Drugą grupą są właściciele domów, którzy w nich mieszkają, a których po prostu nie stać na tak dużą inwestycję, jaką jest uczynienie budynku bardziej zrównoważonym energetycznie. Ludzie ci, z racji na wspomniane małe dochody, liczą się z każdym centem. Większość z nich wie, iż termomodernizacja przyniosłaby na przestrzeni lat duże oszczędności i zwróciłyby się poniesione koszty. Nie stać ich jednak na nią. Ponadto wielu takich gospodarzy ma już zaciągnięte pożyczki i kredyty, nie dostaną więc kolejnej na tak drogą inwestycję.

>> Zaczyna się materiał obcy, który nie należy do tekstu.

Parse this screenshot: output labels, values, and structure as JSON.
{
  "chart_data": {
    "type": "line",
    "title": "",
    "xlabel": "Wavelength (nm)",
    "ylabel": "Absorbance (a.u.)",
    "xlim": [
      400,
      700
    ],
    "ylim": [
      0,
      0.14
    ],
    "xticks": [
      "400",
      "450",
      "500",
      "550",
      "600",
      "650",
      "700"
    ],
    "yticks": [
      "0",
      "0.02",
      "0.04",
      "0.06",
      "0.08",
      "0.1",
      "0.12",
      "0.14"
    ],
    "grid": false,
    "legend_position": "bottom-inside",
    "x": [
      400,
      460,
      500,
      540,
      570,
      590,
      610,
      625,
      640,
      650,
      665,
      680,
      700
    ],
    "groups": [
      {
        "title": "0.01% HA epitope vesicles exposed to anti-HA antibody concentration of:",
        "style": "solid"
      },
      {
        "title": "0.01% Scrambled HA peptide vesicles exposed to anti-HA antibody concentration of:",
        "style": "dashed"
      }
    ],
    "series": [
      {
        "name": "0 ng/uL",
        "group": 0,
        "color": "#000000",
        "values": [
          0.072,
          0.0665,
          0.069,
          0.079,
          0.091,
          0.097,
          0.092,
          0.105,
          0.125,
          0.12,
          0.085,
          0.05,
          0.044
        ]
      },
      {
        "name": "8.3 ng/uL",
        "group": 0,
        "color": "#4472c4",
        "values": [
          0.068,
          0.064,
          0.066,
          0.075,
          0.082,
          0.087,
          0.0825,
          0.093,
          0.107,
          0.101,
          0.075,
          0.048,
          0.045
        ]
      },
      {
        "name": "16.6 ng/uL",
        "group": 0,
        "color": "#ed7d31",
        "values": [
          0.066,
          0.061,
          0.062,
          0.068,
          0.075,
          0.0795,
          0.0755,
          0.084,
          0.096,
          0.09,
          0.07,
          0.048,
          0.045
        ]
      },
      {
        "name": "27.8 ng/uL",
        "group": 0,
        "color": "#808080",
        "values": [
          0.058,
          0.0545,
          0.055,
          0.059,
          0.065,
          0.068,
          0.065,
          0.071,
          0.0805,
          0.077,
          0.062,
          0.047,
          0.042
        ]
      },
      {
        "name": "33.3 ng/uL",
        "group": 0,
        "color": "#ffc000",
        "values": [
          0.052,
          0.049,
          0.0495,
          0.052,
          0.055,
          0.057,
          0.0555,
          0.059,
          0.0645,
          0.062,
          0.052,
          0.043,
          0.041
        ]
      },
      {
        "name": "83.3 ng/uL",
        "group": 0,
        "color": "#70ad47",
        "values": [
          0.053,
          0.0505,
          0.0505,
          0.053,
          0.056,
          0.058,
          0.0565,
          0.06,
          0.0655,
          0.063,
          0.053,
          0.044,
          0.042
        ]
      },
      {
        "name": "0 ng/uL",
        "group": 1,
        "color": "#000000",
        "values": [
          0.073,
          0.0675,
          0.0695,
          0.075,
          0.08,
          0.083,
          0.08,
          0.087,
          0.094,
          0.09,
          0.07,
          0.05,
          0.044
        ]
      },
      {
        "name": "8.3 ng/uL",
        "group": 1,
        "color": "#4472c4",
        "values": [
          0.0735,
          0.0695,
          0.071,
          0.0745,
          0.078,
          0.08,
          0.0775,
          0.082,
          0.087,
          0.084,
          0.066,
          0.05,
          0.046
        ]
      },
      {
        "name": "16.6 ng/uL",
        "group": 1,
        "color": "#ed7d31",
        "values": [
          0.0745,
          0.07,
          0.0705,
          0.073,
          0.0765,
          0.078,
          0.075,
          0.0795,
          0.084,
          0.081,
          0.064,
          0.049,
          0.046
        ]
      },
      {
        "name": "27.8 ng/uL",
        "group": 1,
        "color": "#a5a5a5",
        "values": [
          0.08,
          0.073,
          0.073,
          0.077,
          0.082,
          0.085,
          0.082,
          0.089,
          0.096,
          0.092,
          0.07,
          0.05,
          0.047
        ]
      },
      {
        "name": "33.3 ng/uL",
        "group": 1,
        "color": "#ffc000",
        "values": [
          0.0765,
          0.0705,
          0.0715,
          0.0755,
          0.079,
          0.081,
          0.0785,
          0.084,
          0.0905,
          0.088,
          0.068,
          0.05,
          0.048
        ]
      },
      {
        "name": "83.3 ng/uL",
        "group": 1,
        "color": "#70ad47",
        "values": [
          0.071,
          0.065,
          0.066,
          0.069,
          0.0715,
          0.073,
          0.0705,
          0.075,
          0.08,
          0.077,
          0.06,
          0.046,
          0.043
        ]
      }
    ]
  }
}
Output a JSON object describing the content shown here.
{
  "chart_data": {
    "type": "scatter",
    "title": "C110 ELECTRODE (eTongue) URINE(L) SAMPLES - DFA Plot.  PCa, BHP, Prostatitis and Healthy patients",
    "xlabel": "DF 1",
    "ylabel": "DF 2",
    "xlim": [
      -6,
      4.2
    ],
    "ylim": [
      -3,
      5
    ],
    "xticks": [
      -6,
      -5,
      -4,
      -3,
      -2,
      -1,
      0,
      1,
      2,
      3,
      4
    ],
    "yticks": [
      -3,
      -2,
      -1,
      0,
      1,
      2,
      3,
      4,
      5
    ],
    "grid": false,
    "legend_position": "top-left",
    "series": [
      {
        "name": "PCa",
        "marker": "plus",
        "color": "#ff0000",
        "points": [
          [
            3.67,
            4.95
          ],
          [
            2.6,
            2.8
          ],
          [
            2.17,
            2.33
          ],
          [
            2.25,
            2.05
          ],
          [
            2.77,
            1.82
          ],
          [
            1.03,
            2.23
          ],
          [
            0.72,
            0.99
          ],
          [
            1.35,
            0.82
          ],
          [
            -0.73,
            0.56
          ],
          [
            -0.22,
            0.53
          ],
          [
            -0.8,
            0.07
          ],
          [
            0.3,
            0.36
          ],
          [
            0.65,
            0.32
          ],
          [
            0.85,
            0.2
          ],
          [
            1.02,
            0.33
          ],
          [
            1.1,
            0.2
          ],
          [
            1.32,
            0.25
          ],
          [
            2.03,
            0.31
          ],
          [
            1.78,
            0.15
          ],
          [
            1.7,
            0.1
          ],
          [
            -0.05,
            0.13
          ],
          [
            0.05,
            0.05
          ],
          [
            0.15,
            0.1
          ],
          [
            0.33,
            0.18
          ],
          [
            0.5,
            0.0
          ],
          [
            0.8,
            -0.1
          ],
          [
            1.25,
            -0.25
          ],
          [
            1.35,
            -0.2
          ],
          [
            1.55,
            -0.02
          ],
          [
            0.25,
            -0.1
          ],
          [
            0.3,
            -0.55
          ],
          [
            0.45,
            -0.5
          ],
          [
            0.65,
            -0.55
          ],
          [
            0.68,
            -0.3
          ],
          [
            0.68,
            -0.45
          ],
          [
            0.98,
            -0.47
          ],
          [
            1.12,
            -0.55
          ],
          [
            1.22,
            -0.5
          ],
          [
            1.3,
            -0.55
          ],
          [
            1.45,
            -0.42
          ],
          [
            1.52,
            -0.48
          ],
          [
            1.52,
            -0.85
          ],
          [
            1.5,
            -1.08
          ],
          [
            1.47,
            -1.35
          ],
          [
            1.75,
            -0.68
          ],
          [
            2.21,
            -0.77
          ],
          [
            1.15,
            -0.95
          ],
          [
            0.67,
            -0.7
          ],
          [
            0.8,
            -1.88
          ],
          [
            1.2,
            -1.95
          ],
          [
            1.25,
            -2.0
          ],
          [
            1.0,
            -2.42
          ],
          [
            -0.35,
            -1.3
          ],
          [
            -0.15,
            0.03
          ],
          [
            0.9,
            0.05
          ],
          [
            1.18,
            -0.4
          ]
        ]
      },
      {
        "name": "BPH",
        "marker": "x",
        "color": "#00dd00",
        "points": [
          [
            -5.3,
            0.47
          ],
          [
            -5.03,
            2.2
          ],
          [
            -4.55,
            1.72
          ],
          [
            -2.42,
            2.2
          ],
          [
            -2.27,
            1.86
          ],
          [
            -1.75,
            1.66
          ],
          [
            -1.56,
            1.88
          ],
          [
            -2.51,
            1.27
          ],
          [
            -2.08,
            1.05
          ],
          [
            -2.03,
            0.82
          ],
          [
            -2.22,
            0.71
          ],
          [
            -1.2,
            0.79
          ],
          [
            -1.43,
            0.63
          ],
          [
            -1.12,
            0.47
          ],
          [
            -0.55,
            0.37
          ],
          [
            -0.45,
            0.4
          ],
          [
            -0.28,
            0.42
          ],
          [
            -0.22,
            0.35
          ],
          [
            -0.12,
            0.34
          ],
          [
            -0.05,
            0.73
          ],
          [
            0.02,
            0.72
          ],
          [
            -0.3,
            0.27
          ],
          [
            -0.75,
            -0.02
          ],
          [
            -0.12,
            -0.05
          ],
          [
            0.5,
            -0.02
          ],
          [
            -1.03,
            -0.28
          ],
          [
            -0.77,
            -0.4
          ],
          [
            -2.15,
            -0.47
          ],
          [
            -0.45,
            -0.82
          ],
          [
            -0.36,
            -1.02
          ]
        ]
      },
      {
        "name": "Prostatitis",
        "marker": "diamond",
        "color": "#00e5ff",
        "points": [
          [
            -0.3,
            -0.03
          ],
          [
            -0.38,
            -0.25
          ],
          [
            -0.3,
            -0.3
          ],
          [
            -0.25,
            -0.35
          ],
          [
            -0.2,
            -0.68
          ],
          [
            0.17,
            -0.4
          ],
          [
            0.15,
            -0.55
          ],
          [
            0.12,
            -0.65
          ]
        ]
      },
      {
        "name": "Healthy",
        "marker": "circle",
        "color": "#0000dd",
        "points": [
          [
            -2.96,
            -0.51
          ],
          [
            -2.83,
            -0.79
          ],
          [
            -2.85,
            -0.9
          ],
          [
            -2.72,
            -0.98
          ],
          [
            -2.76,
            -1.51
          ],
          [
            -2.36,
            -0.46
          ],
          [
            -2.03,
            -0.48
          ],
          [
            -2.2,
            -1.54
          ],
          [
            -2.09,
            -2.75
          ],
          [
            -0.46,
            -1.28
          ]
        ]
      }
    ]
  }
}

Nierówności społeczne i geograficzne
Owe 550 000 gospodarstw domowych nie jest równomiernie rozłożonych w Holandii. Najwięcej ludzi dotkniętych „ubóstwem energetycznym” znajduje się w prowincji Groningen. Miejscami są tam obszary, gdzie ponad 20 procent gospodarstw domowych ma niskie dochody i wysokie koszty energii. Może jednak się to wiązać z tym, iż w rejonie tym występują trzęsienia ziemi i wielu ludzi chce się stamtąd wyprowadzić, przez co nie inwestują oni w swoje domy. Zresztą, jak wskazują badania, prawie połowa mieszkańców Królestwa Niderlandów mieszka w słabo ocieplonych budynkach. Większość jednak zarabia na tyle dobrze, by nie musieć wybierać, czy zapłacić za ogrzewanie, czy np. za telefon. Niemniej jednak, jeśli ceny energii nadal będą rosnąć w takim tempie jak teraz liczba osób dotkniętych „ubóstwem energetycznym” może wzrosnąć.